You can schedule periodic Data Connector executions for periodic MariaDB imports. The load distribution and operation of Treasure Data’s scheduler is optimized to achieve high availability. By using Treasure Data’s scheduler, you no longer need a cron daemon on your local data center.

Create the schedule

A new schedule can be created using the td connector:create command. Specify the name of the schedule, the cron-style schedule, the database and table where the data will be stored, and the Data Connector configuration file. The values are required.

$ td connector:create \
    daily_mariadb_import \
    "10 0 * * *" \
    td_sample_db \
    td_mariadb_table \

The `cron` parameter also accepts these three options: `@hourly`, `@daily` and `@monthly`.

By default, schedule is setup in UTC timezone. You can set the schedule in a timezone using -t or —timezone option. The --timezone option supports only extended timezone formats like ‘Asia/Tokyo’, ‘America/Los_Angeles’ etc. Timezone abbreviations like PST, CST are not supported and might lead to unexpected schedules.

List the Schedules

You can see the list of scheduled entries by td connector:list.

$ td connector:list
| Name                  | Cron         | Timezone | Delay | Database     | Table           | Config                     |
| daily_mariadb_import  | 10 0 * * *   | UTC      | 0     | td_sample_db | td_mariadb_table | {"type"=>"mariadb", ... }  |

Show the Setting and History of Schedules

td connector:show shows the execution setting of a schedule entry.

% td connector:show daily_mariadb_import
Name     : daily_mariadb_import
Cron     : 10 0 * * *
Timezone : UTC
Delay    : 0
Database : td_sample_db
Table    : td_mariadb_table

td connector:history shows the execution history of a schedule entry. To investigate the results of each individual execution, use td job <jobid>.

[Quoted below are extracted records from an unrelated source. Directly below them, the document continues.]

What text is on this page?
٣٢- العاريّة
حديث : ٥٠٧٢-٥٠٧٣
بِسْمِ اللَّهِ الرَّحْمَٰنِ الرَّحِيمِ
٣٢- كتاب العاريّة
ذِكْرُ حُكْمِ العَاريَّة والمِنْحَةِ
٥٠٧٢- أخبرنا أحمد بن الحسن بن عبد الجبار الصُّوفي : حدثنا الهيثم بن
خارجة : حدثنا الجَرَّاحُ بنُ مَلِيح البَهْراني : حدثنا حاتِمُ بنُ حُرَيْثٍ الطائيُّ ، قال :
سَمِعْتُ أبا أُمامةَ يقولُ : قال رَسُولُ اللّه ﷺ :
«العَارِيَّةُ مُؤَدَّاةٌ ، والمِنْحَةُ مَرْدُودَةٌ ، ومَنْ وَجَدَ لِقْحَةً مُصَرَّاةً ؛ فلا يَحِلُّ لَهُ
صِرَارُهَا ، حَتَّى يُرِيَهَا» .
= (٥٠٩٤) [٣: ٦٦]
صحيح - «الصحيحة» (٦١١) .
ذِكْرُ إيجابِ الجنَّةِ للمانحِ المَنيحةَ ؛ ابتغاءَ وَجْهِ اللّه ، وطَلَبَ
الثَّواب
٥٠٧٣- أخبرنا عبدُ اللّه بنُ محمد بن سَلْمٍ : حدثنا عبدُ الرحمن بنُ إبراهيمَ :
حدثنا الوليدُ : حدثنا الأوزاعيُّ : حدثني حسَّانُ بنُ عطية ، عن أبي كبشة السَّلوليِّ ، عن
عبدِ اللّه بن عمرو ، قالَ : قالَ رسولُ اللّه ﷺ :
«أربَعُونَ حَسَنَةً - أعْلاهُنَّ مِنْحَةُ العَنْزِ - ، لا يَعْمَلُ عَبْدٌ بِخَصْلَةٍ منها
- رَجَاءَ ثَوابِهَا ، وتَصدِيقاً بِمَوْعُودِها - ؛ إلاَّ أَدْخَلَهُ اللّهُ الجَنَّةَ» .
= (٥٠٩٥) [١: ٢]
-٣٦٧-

% td connector:history daily_mariadb_import
| JobID  | Status  | Records | Database     | Table           | Priority | Started                   | Duration |
| 578066 | success | 10000   | td_sample_db | td_mariadb_table | 0        | 2019-08-28 00:10:05 +0000 | 160      |
| 577968 | success | 10000   | td_sample_db | td_mariadb_table | 0        | 2019-08-28 00:10:07 +0000 | 161      |
2 rows in set

Delete the Schedule

td connector:delete removes the schedule.